Sherman figures a good deal in Volume III of Foote -- as well he should -- he won the war for the Union. Much as the thought makes my ancestors propeller in their graves someplace, I think William T. Sherman was an exceptionally good general, certainly the best that his side produced. Sherman properly used the superior resources his side gave him; did not shrink from making war on the Confederate home front -- the only strategy which would work; did not complain overmuch to his superiors about political and resource constraints above his pay-grade; paid close attention to the political implications of strategy; learned from his mistakes, and did not repeat them.
I'm also re-reading Colleen McCullough's Masters of Rome series of books, about the fall of the Roman Republic. I've worked through the earlier books and am presently finishing up The October Horse, which I previously reviewed, here. I love these books: they are among my favorite works of historical fiction, and unusual because, although fiction, they stick fairly closely to what we think happened, and fill in gaps in our knowledge with reasonable inferences. It probably helps that Ms. McCullough's perspectives as to heroes and villains are pretty close to my own.
In 2007, Ms. McCullough finally heeded the demands of fans and published Antony and Cleopatra, a badly needed sequel to October Horse. October Horse left off with the destruction of Caesar's assassins and their faction at the Battle of Philippi. A and C takes up the story after Philippi: when the winners of that war, Caesar's adoptive son Octavian (better known to us as Augustus) and Mark Antony, have their prolonged estrangement and falling-out. The ending is well known -- Augustus becomes undisputed master of the Roman world after Actium, and Queen Cleopatra gets the asp -- but it didn't have to necessarily be that way. The smart money might well have gone with Cleopatra's boyfriend Antony.

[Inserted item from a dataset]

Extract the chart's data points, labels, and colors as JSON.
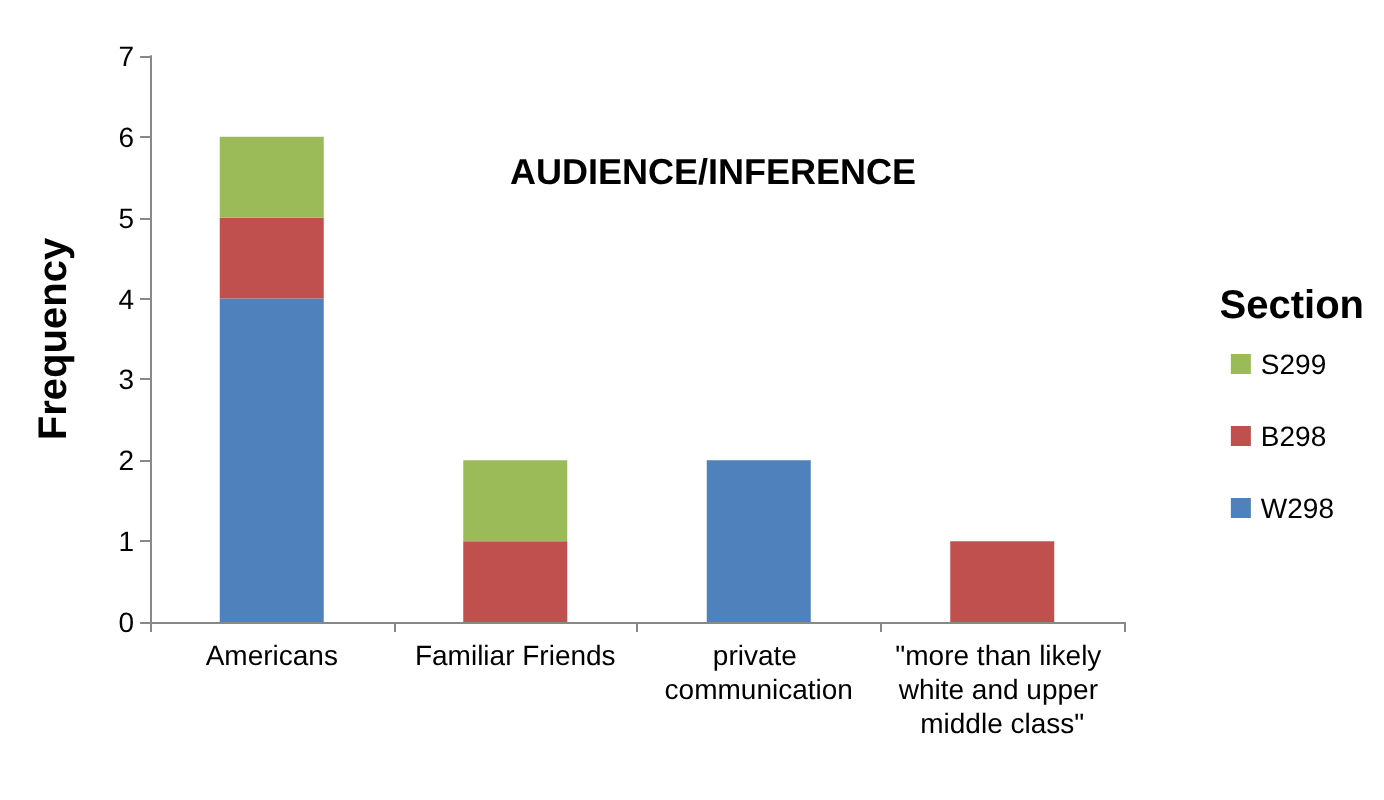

I haven't read this book yet, and (being curious what Ms. McCullough would do with the subject) I've have been very much looking forward to it. I thought I would re-read the others first, and that objective is almost accomplished, and perhaps I can start A and C this week.
Beyond that, El Jefe has a few other books on the reading list waiting for some attention: Adrian Goldsworthy's Caesar: Life of a Colossus; Adam Tooze's The Wages of Destruction: The Making and Breaking of the Nazi Economy; and either Philip Dwyer's Napoleon: The Path to Power, or General Sir David Fraser's Frederick the Great ; and, for something lighter, Jonathan Kellerman's Compulsion (the latest of his Alex Delaware mysteries in paperback).